Метальщики ушли в сторону Невского. Отметив это и одобрив (да, конечно, нельзя сразу идти на канал), она лишь потом, несколько спустя, сообразила, что дело тут в другом — не в осторожности; она сама ведь предложила им утром, в случае чего, встретиться в кондитерской Андреева…

Смрадно было в полуподвале, галдеж. От столика, что в углу, Рысаков помахал рукой (как сквозь мглу, увидела его). Прошла туда, молча села на свободный стул. Рысаков да еще Гриневицкий — больше никого за столиком не было.

Подлетел половой с подносом на распяленной ладони. Чай, ватрушки…

— А вы что?

Обернулась резко… как на выстрел.

Это Гриневицкий. Это он ей: почему не ест, не пьет, дескать (у самого-то прямо-таки завидный аппетит был).

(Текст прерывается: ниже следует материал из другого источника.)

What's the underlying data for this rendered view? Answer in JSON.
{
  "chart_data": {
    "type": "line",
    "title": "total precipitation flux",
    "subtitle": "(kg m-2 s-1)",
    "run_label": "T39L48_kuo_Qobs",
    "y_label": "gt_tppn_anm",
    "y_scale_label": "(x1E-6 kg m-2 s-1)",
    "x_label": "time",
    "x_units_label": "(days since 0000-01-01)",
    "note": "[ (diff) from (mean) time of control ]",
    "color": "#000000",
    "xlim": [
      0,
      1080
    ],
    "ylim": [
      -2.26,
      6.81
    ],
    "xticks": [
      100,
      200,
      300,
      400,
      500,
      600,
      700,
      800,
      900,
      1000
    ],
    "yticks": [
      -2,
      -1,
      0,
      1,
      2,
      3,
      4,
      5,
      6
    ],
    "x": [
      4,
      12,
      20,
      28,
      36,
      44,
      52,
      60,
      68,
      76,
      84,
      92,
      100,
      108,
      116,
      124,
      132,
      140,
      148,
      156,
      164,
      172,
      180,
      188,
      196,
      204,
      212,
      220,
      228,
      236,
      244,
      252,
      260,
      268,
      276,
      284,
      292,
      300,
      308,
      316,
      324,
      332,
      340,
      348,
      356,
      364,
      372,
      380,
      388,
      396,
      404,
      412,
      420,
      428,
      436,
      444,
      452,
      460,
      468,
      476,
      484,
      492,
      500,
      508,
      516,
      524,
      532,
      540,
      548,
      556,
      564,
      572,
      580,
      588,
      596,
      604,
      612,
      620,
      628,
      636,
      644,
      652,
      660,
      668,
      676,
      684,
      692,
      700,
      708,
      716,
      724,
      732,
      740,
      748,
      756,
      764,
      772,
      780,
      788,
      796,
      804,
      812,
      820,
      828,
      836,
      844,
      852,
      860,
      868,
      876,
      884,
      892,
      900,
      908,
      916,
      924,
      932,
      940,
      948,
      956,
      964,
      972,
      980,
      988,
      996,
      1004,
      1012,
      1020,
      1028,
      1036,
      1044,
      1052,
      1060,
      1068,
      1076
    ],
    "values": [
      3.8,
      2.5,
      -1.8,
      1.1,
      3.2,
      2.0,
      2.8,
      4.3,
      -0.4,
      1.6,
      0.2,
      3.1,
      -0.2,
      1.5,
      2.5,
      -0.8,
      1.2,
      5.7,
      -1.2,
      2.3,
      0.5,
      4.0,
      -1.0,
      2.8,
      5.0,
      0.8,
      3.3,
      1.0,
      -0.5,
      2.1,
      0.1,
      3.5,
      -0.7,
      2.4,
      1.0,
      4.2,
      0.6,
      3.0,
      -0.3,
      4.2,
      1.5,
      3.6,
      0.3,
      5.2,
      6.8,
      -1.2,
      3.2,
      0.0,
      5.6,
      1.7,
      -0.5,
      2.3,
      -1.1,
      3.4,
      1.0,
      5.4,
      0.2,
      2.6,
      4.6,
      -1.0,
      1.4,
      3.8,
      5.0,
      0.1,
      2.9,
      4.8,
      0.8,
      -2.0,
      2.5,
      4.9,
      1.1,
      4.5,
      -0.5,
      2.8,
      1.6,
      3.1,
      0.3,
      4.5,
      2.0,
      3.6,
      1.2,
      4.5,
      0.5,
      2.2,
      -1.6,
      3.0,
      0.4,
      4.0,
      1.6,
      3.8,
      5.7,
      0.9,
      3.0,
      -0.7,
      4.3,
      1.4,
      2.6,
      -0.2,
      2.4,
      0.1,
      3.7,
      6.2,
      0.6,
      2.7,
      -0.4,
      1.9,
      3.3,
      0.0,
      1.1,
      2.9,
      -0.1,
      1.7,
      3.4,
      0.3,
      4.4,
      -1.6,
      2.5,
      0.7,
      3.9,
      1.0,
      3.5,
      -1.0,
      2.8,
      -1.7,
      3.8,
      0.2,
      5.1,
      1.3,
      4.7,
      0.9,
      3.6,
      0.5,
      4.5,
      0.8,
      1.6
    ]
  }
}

— Ага, — покорно кивнула она.

Отломила от ватрушки, но до рта не донесла: не полезет в горло, чувствовала. И чая не хотелось.

Язык и нёбо нехорошие были, шершавые. И жар больной в теле… Нешуточно простыла! Но подумала об этом легко, без надрыва. Знала: никакая хворь не свалит теперь; немного осталось уже, как-нибудь уж переможется.

Рысаков (покосилась) ел вяло, не ел — давился. Но в глазах — обычный для него блеск восторга и одушевления. Не надо, успокойся: так тебя не надолго хватит… Правда, она не знала, что предпочтительнее сейчас — взвинченность Рысакова или такая вот, как у Гриневицкого, безмятежность. Ведь на страшное идем, на последнее…

Нет, насчет безмятежности это она зря; взгляд напряженный, — обо всем помнит Игнатий, просто воли чувству не даст… инстинкт душевного самосохранения, вероятно. И это правильно, это очень правильно: Бывают моменты, когда нет у человека худшего врага, нежели его собственное воображение; при мало-мальской впечатлительности оно рождает паралич мысли и воли… и тогда…

Но сколько сейчас времени?

— Половина, — сказал Гриневицкий; и она не удивилась тому, что он сказал это, как будто угадав ее вопрос.

Половина второго, значит…

— Пора, — сказала она и поднялась первая.

Рысаков тоже было вскочил, но Гриневицкий попридержал его за рукав.

Да, верно: незачем всем вместе выходить.

Она неторопливо шла Невским по направлению к Казанскому мосту: ни к чему сейчас спешить, времени с запасом. Густо валил тяжелый сырой снег, скользко идти стало.

На Казанском мосту взад-вперед прохаживался городовой; ничего чрезвычайного, обычный полицейский пост, и если, несмотря на это, все же кажется, что он как-то очень уж внимательно приглядывается именно к тебе, так это одна мнительность, ничего больше. Решительно никакого дела нет ему до тебя! И вообще ни до кого нет ему дела; положен здесь пост — вот он и ходит взад-вперед, справно службу несет, а спроси его — для чего, зачем, — сам, поди, толком не знает.

Позади, за спиной, остался служивый… Не остановил…

Соня шагнула с моста на набережную. Пошла не по широкой панели, что рядом с домами, а по узенькому дощатому (слегка пружинил под ногами) настилу, проложенному вдоль канала по всей длине его, около самой решетки. Снег здесь был неутоптанный, да и свежего подвалило — оставалась за нею цепочка отчетливых, как впечатанных, следов. Оглянувшись, Соня подумала: вероятно, потом — после — все это тщательному изучению будет подвергнуто. Но что будет потом, было ей сейчас безразлично, и она, не оглядываясь больше, дошла до средины канала и здесь остановилась — напротив Инженерной улицы.